We would like to see a much more open culture between the NPC and the membership. Early last month when members began expressing anger about Jamaal Bowman’s position on BDS, we proposed to the NPC that we invite him to a town hall open for members to attend. We also argued against having an off-the-record meeting on this important issue that many members were paying attention to and would want the details on. While off-the-record meetings in and of themselves are not bad (in fact, elected leaders should be entrusted to have them from time to time), we felt that in the current climate, in which there was such a lack of communication and even distrust between us and the membership, this should not have happened.
While some discussion and future plans for town halls resulted, these arguments weren’t taken up and supported at that time. The biggest error by the NPC was to simply say nothing for so long. Whether it was the town hall idea or something else, the NPC should have intervened sooner to model a more substantial and productive debate.
Proposals and next steps
In the longer term, we think it’s extremely important that the next DSA Convention be different from the last three. We’ve seen that meaningful member decision-making is lost when so many proposals are put forward as organizational priorities. We don’t know for sure yet what we’d suggest, but it needs to include substantial debate and a real path to choosing meaningful priorities. At minimum this will require some new mechanism for reducing or consolidating the number of proposals put before the convention.

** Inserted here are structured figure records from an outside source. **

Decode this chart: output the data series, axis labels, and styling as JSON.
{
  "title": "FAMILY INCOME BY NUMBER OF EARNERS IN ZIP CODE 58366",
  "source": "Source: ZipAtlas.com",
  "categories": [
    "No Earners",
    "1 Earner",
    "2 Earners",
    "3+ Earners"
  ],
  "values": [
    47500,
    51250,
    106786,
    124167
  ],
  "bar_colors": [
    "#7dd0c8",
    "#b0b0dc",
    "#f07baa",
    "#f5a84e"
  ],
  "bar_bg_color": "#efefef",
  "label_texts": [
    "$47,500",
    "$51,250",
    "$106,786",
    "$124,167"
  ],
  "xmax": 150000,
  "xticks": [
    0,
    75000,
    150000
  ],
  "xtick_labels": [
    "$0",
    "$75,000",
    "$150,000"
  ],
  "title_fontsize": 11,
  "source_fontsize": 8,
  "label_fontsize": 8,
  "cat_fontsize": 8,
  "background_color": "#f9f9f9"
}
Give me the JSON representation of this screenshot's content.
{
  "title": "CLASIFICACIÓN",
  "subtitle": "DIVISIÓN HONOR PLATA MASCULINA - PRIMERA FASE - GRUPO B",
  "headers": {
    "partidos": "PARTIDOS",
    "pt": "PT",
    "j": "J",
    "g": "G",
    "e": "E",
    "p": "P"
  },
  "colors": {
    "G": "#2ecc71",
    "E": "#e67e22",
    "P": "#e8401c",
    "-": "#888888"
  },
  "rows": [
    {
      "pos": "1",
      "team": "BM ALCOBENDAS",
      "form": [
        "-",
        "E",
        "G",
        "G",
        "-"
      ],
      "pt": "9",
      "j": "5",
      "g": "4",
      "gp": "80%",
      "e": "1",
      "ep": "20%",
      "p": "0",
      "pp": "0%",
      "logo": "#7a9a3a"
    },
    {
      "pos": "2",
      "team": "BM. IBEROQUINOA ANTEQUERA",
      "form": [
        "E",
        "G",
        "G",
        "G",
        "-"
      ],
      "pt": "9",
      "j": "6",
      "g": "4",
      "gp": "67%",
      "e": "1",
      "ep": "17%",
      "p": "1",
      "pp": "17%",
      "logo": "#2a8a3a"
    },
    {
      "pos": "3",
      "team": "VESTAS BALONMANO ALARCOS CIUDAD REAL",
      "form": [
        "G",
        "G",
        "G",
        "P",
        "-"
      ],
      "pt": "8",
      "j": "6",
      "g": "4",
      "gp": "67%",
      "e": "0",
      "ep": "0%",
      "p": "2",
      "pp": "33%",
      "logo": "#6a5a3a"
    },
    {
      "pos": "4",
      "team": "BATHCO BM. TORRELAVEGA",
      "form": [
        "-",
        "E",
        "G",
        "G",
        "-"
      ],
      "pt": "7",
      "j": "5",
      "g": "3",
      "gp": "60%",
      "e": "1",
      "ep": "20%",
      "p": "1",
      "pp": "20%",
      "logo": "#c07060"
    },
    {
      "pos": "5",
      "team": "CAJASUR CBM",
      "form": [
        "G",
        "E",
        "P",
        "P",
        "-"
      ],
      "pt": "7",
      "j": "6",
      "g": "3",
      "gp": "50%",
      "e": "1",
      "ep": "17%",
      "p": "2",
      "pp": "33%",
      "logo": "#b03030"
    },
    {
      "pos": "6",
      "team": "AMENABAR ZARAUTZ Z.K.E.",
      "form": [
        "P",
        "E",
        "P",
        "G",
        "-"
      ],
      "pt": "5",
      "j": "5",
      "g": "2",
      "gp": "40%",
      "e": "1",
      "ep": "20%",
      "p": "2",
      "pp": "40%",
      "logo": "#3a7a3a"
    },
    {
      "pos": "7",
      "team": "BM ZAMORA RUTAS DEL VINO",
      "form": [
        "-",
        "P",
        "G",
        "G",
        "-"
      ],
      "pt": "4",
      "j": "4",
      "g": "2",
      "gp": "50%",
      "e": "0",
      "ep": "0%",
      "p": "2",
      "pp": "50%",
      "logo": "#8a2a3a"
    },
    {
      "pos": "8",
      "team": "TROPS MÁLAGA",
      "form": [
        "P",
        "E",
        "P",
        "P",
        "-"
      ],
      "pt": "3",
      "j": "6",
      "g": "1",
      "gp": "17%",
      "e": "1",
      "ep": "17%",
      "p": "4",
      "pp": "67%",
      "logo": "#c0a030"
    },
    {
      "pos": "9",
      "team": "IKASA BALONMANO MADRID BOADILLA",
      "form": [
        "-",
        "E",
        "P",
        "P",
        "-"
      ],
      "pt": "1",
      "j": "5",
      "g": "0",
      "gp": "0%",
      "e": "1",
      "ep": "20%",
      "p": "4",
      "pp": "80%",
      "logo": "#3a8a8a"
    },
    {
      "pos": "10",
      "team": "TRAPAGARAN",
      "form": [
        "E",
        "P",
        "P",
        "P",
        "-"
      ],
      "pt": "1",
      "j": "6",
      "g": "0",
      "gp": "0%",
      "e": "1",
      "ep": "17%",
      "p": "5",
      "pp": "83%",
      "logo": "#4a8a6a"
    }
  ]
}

In the near term, in order to improve the problem of communication, we’ve shared the following proposals with the rest of the NPC and will be submitting them for a vote:
- Share votes and recordings of SC & NPC meetings within 3 days of the meeting (even if minutes are not yet available).
- Publish detailed notes of our meetings that include who said what and voted which way.
- In our newsletters, articulate the key debates and the majority and minority positions on those debates. This would be a great way to model political debate for our members and democratize strategy. Time should be reserved at the end of NPC meetings to work on this collectively so that we are all in agreement on what’s written.
- Hold regular town halls with DSA members. We propose that our first town hall be focused on the resolutions the NPC has decided to adopt from convention and why.
- Explore holding NPC sessions for political discussion and debate that are not business meetings, but are still recorded and shared with the membership, and that members may attend as non-speaking viewers.
We encourage members to ask their elected NPC leaders to vote in favor of these proposals, as we think this would be an important first step in cultivating an open political culture that’s needed for any large multi-tendency organization. Members should also encourage their NPC electeds to vote in favor of the labor and matching funds proposals which are up for a vote this week.
We will continue to focus on moving forward plans for the DSLC and national labor work, the matching funds proposal, the growth and development committee, and advocating for the types of changes on the NPC listed above. We’re very excited about building on some of the successes seen lately in DSA strike support and want to help all chapters learn how to do this kind of work. Whether it’s in labor, electoral, or any of our work, DSA benefits from clear structure, processes, and open debate.